La tradition réglementaire voulait que lorsque des jeunes recrues arrivaient dans un service, elles soient ipso facto versées dans unités de voie publique. Cependant à Marseille, on ne fait rien comme ailleurs, et donc la presse nous apprend que 75% seulement de ces jeunes policiers iront désormais exercer leurs débuts sur le macadam au sein des unités de police-secours, du GSP (groupe de sécurité de proximité), des BST (brigade spécialisée de terrain), ou à la CDI (compagnie départementale d’intervention), ce qui somme toute, sont des affectations tout à fait logiques, les brigades anti-criminalité (BAC) requérant plus d’expérience et d’ancienneté.

Quant aux autres, les 25% restants, ils seront, nous dit-on, affectés « à l’indispensable travail d’investigation, notamment contre les stup, au traitement des violences intrafamiliales, à la réduction des délais de traitement des procédures (?) et à l’accompagnement des victimes »…

Comment une telle décision qui se situe aux antipodes d’une affectation en sortie d’école a pu être prise par la Directrice départementale de la Sécurité Publique en place si ce n’est qu’elle a dû agir vraisemblablement sur les ordres de la Préfète de Police.

C’est le monde à l’envers dans cette Police Nationale qui doit normalement obliger les nouveaux policiers à passer par un tronc commun en voie publique pendant un temps indéterminé, 2, 3, 5 ans ou plus, avant de s’orienter vers d’autres filières telles que le renseignement, l’investigation, la police technique.

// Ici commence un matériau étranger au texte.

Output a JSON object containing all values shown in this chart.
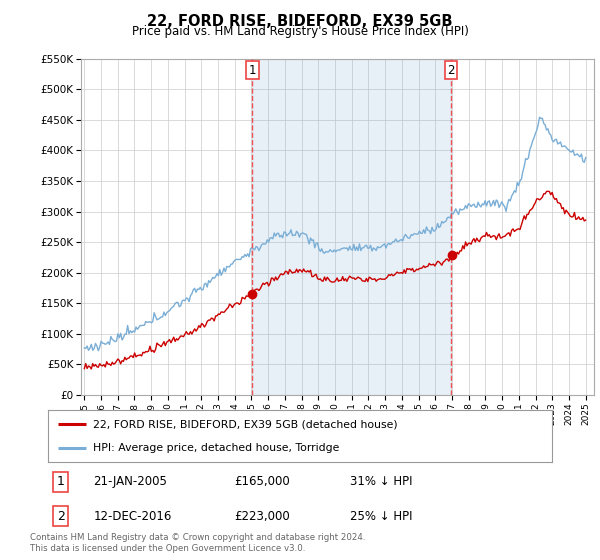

Il devrait en être de même, d’ailleurs, pour les nouveaux officiers et commissaires de police dont la mise en situation au contact du terrain serait nécessairement écourtée.

Concernant cette spécialisation, un des motifs invoqués me laisse perplexe : « la réduction des délais de traitement des procédures », s’agira-t-il d’expédier plus vite au parquet des plaintes contre X pour de petites infractions et qui atteignent des stocks impressionnants dans les commissariats, ou bien de boucler des enquêtes en préliminaire déjà entamées, ce qui passera inévitablement par le contrôle d’un OPJ, en accord avec le Parquet, sans compter que ces néophytes en procédure pénale devront assimiler dans un temps record toutes les subtilités et complications de telles tâches….

Quant aux autres, les plus nombreux qui serviront dans les unités de voie publique, la préfète de police dans son discours inaugural les a prévenus de la rudesse du métier, je cite : « Vous serez confrontés à la violence sous toutes ses formes, à la misère, aux drames humains. Vous aurez parfois les honneurs mais vous serez aussi confrontés à l’indifférence, voire à l’ingratitude ».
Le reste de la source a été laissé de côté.